|Me up the mast, fixing the rigging during the latest offshore sailing trip (Tasman Sea). Photo cred: David Hows
This winter and spring (and summer during the evenings), I have been very busy working on a book. So busy that there has not been any sailing since the Tasman Sea, and I had to turn down some mountaineering projects. Yesterday, the manuscript was submitted, which means I finally have some time over!
The book is about survival, more specifically prepping. I wrote it together with Lars Wilderäng, and it will be available as a physical book already in September – in Swedish only, at this stage. We look at prepping in a wider sense – it’s so much more than just stashing canned food! The book introduces a much broader perspective, touches on a lot of psychological aspects, and inspires to a certain mindset that will help you not only in a crisis, but in all aspects of life.

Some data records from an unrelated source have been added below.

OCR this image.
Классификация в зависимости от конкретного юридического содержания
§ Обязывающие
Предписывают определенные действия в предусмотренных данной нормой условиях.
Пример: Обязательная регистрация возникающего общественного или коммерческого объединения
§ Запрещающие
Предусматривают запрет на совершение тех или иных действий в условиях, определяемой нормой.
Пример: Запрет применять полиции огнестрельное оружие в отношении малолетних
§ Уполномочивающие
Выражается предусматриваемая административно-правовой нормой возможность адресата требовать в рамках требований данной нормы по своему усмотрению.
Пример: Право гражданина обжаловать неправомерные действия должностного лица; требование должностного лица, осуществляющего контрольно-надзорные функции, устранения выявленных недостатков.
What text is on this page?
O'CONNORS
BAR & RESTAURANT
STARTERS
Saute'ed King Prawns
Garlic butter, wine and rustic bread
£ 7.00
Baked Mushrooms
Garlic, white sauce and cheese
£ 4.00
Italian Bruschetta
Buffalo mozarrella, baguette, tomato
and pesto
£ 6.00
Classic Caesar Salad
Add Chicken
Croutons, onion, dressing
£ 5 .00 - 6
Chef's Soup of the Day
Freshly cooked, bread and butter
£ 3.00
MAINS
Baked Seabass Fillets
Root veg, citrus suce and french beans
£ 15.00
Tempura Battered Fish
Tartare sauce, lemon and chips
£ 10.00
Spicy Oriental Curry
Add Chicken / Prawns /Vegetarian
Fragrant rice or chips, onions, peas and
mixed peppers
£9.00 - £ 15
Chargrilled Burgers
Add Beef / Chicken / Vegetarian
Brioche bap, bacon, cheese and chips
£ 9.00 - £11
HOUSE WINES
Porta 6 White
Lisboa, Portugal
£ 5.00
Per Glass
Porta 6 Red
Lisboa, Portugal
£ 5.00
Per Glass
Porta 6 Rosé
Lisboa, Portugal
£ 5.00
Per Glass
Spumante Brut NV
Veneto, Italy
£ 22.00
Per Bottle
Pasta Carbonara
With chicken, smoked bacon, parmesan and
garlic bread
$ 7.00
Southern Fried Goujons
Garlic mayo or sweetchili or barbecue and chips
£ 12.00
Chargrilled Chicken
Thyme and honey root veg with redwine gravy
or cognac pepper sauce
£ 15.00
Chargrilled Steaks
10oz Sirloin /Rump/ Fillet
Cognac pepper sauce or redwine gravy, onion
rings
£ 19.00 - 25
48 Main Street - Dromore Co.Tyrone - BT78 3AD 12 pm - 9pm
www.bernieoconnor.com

The same mindset can be applied in extreme adventures. Shelter, water and fire are covered, in case you would find yourself in trouble in the wilderness, for example. But more importantly: what do you do in order to overcome difficulties and continue on? How do you prepare yourself to become a survivor?
This, and much more, is covered in the book. Look for the title “Är du förberedd?” and get your copy in September!
While we’re speaking of books, I also want to tell about a book I have helped researching, by guiding the writer Anna Fock into a fall-out zone inRussian Ural Mountains. The nuclear catastrophe of Mayak is a 6 on the 7-level INES scale (International Nuclear Event Scale). It is only surpassed by Chernobyl and Fukushima. But nobody seems to know about it. It’s no wonder – the Soviet government had covered up the fact as soon as it happened, including not evacuating people from the area.
One day I will write more about the trip. It was a once-in-a-lifetime experience – armed with Geiger meters and iodine tablets, we rode around in the middle of the Zone, interviewed survivors, photographed nuclear victim cemeteries. There are no tourists there. The locals are careful about what they talk about. But as an adventure magnet, I could open a few doors – and the research material came in as a flood wave.
The result is published in the late summer. It’s a novel, written as a fictional story of a local boy, with tons of facts from the area. The title is “Väderfenomen” – weather phenomena. That’s what the officials called the cloud from the nuclear waste explosion, as it appeared glowing over a large area. It’s just a weather phenomenon, nothing to see here, the birds falling from the sky is just a coincidence. Get the book! Read it!
In just ten days from now, I'll be off to an offshore yacht race. It will serve as a great training opportunity for the coming Rolex Sydney to Hobart Yacht Race in December, where I will be competing again. I will be on the same yacht as the last time, but this time you will find me at the wheel!
And the biggest thing this year, and possibly ever: I'm getting married. This also requires some work and preparations which are taking a lot of time. But it's OK. It's amazing.
I'll be back with reports after the summer!